Last month I coughed up $129 and (no pun intended) approximately one tablespoon of saliva for the advancement of science — and an AncestryDNA™ test, which I was told would show the ethnic makeup of my DNA. It would also identify relations in Ancestry.com’s DNA database who could potentially help me fill in any gaps in my painstakingly researched family tree.
The results validated what I suspected deep, deep in my heart. I AM A VIKING. That’s right, according to Ancestry.com my DNA is 52% Scandinavian. 52%!
I’m also 24% Central European, 19% British Isles and 5% “other”. I’m interpreting “other” as genetic meaning ties to both Abraham Lincoln and Scandinavian royalty. (What? Anything is possible.)
Joking aside, I never thought I had even a smidgen of Scandinavian in me, despite my pasty skin and red hair. I always considered myself Central European (German and Dutch) through and through, with a smattering of English and Irish thrown in. It matched my surname and family tree research, and it felt right too. I like fondue, schnitzel, spaetzle and strudel, as well as drinking beer from a large, boot-shaped glass. I primarily wear earth tones. (Take a walk around Berlin sometime, and you’ll see that the unofficial German national colors are brown and evergreen.)
Yet there was still something missing. I also love smorgasbords and Ikea Swedish meatballs. Scandinavians do too! And I have drunk my share of Akvavit (a traditional spirit produced in Scandinavia since the 15th century). Mystery solved!
I have traced no ancestors to Sweden, Norway or Denmark so I can only assume that any genetic link is to my Viking forefathers, who pillaged and marauded all over Europe, Asia and the North Atlantic islands from the late 8th to mid-11th centuries. At some point my war-weary tribe must have been bitten by the Bavarian bug, and decided to settle there. And who could blame them?

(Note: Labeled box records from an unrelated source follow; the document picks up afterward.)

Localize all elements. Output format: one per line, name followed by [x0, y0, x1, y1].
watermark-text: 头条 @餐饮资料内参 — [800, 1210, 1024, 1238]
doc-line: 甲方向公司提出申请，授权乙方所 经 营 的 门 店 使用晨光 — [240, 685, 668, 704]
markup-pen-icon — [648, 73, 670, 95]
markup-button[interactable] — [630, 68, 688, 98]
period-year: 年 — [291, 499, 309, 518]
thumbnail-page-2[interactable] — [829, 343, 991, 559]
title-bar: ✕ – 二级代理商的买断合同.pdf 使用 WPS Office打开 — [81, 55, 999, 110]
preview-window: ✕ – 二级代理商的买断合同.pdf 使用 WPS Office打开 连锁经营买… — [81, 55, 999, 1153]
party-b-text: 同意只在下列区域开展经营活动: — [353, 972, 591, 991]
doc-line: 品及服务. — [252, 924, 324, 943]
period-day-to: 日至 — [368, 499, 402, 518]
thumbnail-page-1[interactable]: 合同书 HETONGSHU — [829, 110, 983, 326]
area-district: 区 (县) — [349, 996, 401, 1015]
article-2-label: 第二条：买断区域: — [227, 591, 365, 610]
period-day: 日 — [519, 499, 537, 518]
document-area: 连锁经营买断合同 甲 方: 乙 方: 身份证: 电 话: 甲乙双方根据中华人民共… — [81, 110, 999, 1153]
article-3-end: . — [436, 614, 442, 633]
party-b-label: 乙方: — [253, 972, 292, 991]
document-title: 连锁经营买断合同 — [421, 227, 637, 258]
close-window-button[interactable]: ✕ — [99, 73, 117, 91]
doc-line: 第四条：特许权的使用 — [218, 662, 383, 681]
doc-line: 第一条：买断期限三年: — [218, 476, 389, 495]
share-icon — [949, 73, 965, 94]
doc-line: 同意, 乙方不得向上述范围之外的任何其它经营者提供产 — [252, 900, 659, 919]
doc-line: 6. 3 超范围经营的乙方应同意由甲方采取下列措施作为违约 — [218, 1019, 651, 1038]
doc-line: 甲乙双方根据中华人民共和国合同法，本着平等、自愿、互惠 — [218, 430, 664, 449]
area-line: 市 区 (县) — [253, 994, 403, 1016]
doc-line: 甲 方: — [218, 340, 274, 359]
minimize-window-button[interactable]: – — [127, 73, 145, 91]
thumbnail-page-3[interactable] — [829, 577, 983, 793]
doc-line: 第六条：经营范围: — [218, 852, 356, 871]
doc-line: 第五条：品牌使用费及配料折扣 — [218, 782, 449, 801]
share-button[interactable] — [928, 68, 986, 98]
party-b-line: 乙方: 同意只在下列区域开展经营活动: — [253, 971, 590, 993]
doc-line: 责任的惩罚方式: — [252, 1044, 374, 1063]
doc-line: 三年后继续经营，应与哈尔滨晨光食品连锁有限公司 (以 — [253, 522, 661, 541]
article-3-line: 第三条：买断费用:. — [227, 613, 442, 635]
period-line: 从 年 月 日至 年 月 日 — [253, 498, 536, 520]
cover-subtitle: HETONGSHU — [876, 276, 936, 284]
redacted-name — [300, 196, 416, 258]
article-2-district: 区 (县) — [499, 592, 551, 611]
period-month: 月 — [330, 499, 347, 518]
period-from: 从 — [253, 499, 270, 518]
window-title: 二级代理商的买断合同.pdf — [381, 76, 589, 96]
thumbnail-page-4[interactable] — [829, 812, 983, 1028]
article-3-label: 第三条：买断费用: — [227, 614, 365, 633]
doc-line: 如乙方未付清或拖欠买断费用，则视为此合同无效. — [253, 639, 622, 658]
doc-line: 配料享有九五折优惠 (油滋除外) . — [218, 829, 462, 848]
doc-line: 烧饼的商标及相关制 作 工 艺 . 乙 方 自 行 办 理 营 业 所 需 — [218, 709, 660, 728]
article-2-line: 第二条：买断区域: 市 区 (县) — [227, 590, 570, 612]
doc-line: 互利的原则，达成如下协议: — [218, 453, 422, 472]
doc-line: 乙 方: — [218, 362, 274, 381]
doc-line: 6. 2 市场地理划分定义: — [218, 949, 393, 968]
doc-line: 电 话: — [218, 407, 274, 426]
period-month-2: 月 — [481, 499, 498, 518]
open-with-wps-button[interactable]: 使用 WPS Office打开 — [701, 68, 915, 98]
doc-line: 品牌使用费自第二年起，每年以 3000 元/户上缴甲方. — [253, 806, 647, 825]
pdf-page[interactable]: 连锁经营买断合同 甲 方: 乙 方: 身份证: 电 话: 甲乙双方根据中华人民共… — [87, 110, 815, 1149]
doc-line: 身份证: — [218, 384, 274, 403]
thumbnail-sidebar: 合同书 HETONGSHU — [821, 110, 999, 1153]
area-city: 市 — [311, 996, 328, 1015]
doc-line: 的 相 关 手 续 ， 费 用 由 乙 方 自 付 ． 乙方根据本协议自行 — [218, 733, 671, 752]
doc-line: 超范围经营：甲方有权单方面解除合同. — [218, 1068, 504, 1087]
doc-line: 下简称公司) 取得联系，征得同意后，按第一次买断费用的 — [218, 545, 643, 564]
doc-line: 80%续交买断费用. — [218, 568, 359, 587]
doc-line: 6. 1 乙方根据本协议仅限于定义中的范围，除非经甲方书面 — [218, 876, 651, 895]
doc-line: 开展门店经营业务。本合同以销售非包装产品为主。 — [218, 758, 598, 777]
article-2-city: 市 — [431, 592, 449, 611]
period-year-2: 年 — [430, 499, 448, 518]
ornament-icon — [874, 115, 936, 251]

Eventually, one of them must have taken up the culinary arts. (Koch is German for “cook”.)
Aside from the relief I feel, knowing where my weird foodie tastes come from, I like that I now have a much better reason to visit Scandinavia and an indisputable connection to Mad Men’s Betty Draper Francis. In season two Betty explained her profound sadness to a fellow rider at the stables:
“It’s just my people are Nordic.”
I laughed and laughed when she said that… but now it’s personal. I guess it’s time to work on my profoundly sad, Betty Draper face and break out the schnapps.